L’introduzione dell’epr rappresenta un passaggio chiave nella riorganizzazione della filiera tessile in chiave di sostenibilità. Con la revisione della direttiva sui rifiuti l’Unione europea ha obbligato tutti gli Stati membri a istituire regimi di responsabilità estesa entro aprile del 2028, ma l’Italia punta ad anticipare i tempi, chiudendo il dossier entro la fine di quest’anno. Il nostro paese, ha ricordato Gava, aveva giocato d’anticipo anche su un altro vincolo europeo, quello di raccogliere in maniera differenziata i rifiuti tessili a partire dal 1 gennaio 2025, obbligo scattato in Italia già nel 2022.
Proprio sul fronte della raccolta, ha detto la viceministra, “persistono ancora divari territoriali significativi”. Stando agli ultimi dati Ispra, nel 2024 l’82% dei Comuni aveva attivato sistemi dedicati, con oltre 180 mila tonnellate intercettate, pari a circa 3 kg di rifiuti tessili per cittadino. Secondo stime dell’Istituto, tuttavia, sarebbero ancora più di 600 mila le tonnellate di scarti tessili che finiscono nell’indifferenziato. “Serve un lavoro di squadra” per migliorare le performance complessive del sistema, ha sottolineato Gava. “Dobbiamo fare di più anche a livello comunicativo”, ha aggiunto, evidenziando la necessità di un maggiore coinvolgimento di cittadini, istituzioni e imprese.
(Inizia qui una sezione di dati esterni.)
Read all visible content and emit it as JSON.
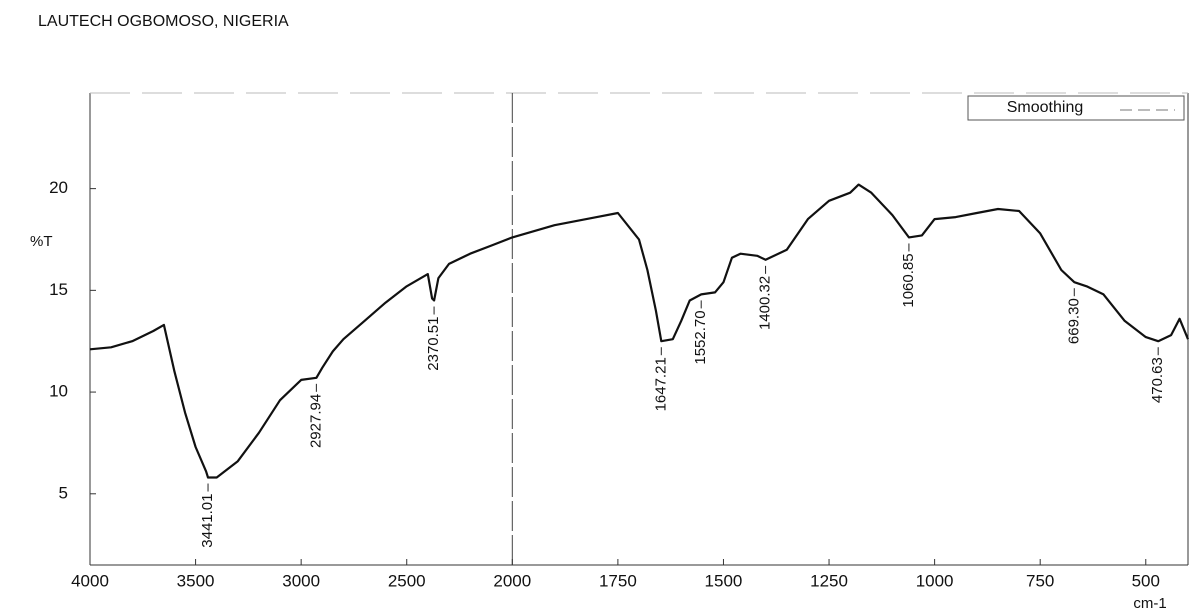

Oltre a migliorare le performance di raccolta differenziata dei rifiuti tessili, però, il nuovo regime di responsabilità estesa del produttore dovrà servire anche a tamponare la crisi del settore del fine vita. Tra quantitativi di rifiuti in aumento, qualità in calo causa fast e ultra fast fashion, mercati di sbocco del second hand sempre più saturi e un riciclo industriale ancora tutto da costruire, gli operatori della raccolta, selezione e valorizzazione dei rifiuti tessili denunciano da mesi ormai una situazione al limite della sostenibilità economica. Criticità che le risorse versate dai produttori nell’ambito dei nuovi sistemi di responsabilità estesa potrebbero contribuire a superare. Non a caso la Commissaria Ue all’economia circolare Jessika Roswall aveva sollecitato gli Stati membri ad anticipare l’obbligo di istituire regimi epr nazionali. Un appello che, garantiscono le parole della viceministra Gava, non resterà inascoltato.
“Mi auguro che sia possibile avere questo epr tessile entro l’estate – ha commentato Andrea Fluttero, presidente di Unirau, associazione nazionale dei recuperatori di abiti usati – tempo ne è stato dedicato molto e ora risulta mancare solamente il passaggio con la Conferenza unificata ed il parere del Consiglio di Stato. Il testo – dice – non sarà perfetto, come è normale vista la complessità del settore, ma ora diventa importante iniziare il prima possibile. Il rischio – aggiunge – è che con la progressiva partenza dei sistemi epr in altri Paesi europei le nostre raccolte vadano fuori mercato, rischiando il blocco del sistema per mancanza di sbocchi”.